From 1837 to 1856, Eta Carinae produced the “Great Eruption” — a stellar explosion where the larger star in the system expelled a massive amount of gas and dust all at once. Before and after this event the system could not be seen from Earth with the naked eye, but for a few days in 1843, Eta Carinae was the second-brightest star in the night sky.

These images show the place of Eta Carinae and its Homunculus Nebula within the Carina Nebula, and the image of the point of stellar wind collision within.

ESO

The Great Eruption resulted in the creation of the Homunculus Nebula, an almost dumbbell-shaped cloud of stellar gas that envelops the binary star system. Before now, astronomers were unable to peer within the nebula and image the details within, including the comparatively tiny zone where the stellar winds mingle. This area is a thousand times smaller than the Homunculus Nebula overall.

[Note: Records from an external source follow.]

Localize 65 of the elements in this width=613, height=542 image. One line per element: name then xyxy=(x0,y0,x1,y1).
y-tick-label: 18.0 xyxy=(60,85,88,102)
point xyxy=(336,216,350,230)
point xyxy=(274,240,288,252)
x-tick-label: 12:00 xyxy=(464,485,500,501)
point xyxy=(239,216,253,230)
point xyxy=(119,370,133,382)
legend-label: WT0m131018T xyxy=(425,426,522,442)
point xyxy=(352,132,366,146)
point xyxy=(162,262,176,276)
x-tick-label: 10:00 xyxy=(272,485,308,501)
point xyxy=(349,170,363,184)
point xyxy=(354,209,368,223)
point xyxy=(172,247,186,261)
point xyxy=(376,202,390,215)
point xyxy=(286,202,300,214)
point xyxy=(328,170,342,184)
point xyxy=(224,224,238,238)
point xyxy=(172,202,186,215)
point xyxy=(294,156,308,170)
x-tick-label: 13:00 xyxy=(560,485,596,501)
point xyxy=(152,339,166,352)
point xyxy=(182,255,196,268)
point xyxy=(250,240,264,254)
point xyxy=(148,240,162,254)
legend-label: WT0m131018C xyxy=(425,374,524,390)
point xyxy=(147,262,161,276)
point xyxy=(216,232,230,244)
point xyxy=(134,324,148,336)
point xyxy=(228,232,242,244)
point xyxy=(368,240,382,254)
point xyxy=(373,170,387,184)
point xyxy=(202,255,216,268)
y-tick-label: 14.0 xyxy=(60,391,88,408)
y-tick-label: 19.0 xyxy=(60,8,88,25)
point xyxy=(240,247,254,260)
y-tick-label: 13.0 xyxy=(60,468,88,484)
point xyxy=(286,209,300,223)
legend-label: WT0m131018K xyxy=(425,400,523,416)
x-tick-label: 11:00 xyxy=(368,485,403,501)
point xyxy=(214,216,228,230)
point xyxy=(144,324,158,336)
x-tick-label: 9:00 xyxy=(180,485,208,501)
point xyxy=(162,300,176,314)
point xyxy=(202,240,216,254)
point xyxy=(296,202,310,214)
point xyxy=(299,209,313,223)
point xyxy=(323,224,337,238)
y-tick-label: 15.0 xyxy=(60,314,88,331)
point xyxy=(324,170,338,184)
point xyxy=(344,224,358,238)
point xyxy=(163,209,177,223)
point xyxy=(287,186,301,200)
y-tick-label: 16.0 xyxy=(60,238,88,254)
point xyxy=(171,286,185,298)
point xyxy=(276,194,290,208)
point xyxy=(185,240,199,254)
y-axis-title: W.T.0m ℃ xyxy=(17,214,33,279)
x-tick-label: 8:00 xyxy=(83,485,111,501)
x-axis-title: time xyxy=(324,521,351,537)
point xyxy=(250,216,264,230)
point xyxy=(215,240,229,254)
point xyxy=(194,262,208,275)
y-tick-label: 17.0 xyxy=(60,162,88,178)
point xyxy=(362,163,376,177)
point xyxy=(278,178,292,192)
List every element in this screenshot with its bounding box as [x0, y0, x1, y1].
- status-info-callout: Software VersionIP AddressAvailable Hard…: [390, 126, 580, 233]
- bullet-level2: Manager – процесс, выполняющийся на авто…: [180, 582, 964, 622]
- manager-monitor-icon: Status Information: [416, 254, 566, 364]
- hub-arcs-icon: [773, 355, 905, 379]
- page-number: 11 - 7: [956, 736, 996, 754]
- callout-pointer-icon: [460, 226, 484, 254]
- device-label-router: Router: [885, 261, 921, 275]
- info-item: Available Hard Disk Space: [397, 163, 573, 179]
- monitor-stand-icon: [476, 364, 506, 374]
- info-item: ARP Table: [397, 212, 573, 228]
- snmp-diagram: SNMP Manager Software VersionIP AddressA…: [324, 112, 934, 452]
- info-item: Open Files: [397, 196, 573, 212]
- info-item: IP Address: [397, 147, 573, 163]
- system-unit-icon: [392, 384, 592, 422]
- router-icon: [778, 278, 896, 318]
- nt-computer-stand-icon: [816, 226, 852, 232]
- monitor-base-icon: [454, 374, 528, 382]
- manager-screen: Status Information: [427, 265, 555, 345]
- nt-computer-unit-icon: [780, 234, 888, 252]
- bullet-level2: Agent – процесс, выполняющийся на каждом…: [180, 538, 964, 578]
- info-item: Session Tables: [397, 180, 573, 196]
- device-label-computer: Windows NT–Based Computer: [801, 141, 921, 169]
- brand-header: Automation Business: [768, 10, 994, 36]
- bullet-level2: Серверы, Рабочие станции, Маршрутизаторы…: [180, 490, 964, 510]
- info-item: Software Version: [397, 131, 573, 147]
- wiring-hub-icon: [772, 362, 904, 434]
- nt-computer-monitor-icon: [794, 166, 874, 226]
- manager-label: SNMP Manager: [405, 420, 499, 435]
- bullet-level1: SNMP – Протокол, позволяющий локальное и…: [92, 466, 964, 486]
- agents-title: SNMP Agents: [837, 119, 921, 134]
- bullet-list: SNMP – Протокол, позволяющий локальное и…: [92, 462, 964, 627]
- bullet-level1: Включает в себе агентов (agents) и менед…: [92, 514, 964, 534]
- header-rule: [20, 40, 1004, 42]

The researchers achieved this feat using ESO’s Very Large Telescope Interferometer, and resolving the image using a combination of instruments and techniques. The result was the highest resolution image of the system ever produced, revealing an unexpected fan-shaped structure at the spot where the stellar winds collide. This is produced when the wind from the smaller, hotter star violently crashes with the denser material ejected from the larger star.

This work will help inform our understanding of how young, massive star systems shed material and grow smaller as they evolve over time.